Redox incident

Logs observability is delayed, some processing impacted

Minor Resolved View vendor source →

Redox experienced a minor incident on September 30, 2025 affecting Traffic Processing and Logs (view/search), lasting 1h 28m. The incident has been resolved; the full update timeline is below.

Started
Sep 30, 2025, 04:54 PM UTC
Resolved
Sep 30, 2025, 06:23 PM UTC
Duration
1h 28m
Detected by Pingoru
Sep 30, 2025, 04:54 PM UTC

Affected components

Traffic ProcessingLogs (view/search)

Update timeline

  1. identified Sep 30, 2025, 04:54 PM UTC

    We are currently aware of an issue in which the the last one hour of logs are not properly displaying on the dashboard. Some processing for synchronous traffic may also be delayed. What this means: While asynchronous logs are still processing properly, the dashboard is not displaying them as expected. Search within the dashboard will not work as expected until a fix has been implemented. Additionally, synchronous logs may take longer to process than normal. If you have questions about specific logs or your connection and whether it has been affected, please contact us at [email protected]

  2. monitoring Sep 30, 2025, 06:01 PM UTC

    A fix has been implemented for the log visibility issues and most logs should now be visible. We are actively monitoring the situation and ensuring that all affected customers' logs are visible again. The previously mentioned processing delays have been resolved. If you have questions or are still experiencing issues, please reach out to [email protected]

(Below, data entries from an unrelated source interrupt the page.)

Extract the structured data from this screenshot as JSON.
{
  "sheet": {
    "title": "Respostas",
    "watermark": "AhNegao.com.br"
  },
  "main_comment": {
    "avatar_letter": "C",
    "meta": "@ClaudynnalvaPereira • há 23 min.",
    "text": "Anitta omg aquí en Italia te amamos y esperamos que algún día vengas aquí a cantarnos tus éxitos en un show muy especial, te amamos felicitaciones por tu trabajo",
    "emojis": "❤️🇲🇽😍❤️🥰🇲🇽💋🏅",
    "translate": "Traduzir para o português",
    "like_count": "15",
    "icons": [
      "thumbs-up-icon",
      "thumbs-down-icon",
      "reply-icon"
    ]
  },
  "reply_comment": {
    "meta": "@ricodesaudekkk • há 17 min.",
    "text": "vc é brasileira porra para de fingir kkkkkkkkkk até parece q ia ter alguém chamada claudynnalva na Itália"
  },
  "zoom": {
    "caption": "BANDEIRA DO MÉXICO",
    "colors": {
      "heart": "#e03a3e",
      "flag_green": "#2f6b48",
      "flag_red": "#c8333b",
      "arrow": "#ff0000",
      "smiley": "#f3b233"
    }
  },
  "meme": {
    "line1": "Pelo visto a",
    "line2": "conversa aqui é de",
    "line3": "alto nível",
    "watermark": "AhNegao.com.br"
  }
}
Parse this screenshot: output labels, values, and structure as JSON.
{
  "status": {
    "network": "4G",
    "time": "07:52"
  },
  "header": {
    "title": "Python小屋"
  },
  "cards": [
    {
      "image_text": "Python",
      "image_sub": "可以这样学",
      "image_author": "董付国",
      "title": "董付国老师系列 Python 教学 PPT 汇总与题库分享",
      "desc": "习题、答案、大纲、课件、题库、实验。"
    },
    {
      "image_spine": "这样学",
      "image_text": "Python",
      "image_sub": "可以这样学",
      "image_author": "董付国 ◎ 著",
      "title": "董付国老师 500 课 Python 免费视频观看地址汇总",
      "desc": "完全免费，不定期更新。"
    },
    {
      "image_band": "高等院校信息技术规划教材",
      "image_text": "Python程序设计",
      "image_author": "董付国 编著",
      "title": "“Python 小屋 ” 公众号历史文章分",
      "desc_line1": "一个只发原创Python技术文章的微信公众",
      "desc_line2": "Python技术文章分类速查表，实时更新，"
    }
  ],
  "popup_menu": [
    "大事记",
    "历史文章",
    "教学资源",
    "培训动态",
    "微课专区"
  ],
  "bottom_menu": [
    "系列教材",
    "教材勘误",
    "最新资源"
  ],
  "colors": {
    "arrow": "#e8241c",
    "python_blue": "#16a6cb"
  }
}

  3. resolved Sep 30, 2025, 06:23 PM UTC

    Logs should now be visible across the entire Redox platform. If you have any addition questions or are still experiencing issues, please reach out to [email protected]

  4. postmortem Oct 23, 2025, 12:42 AM UTC

    ## **Summary** At approximately 10:39AM CT, September 29 2025, we observed system-wide degradation creating latency for transaction processing and observability. Latency was resolved for most customers by about 13:30PM CT, Sep 29, 2025. At 4:43AM CT, September 30 2025, we observed a similar system degradation. Latency was resolved for customers by 13:23PM CT, September 30 2025. ## **What Happened** * A confluence of several issues generated a number of errors in our system. These factors included a change in the way we manage database partition rotations, an upgrade of a core library, and the interaction of some services with kubernetes. * These errors caused some services to crash, and although our infrastructure is fault-tolerant and can recover from such crashes, the degree of crashing put pressure on our infrastructure in a way that manifested as latency in transaction processing, and a delay in transaction observability. ## **What we are doing about this:** * We rolled back the upgrade made to the affected third-party library. * We are adding and improving alerting on affected services to provide clearer visibility to the teams that are responsible for those services.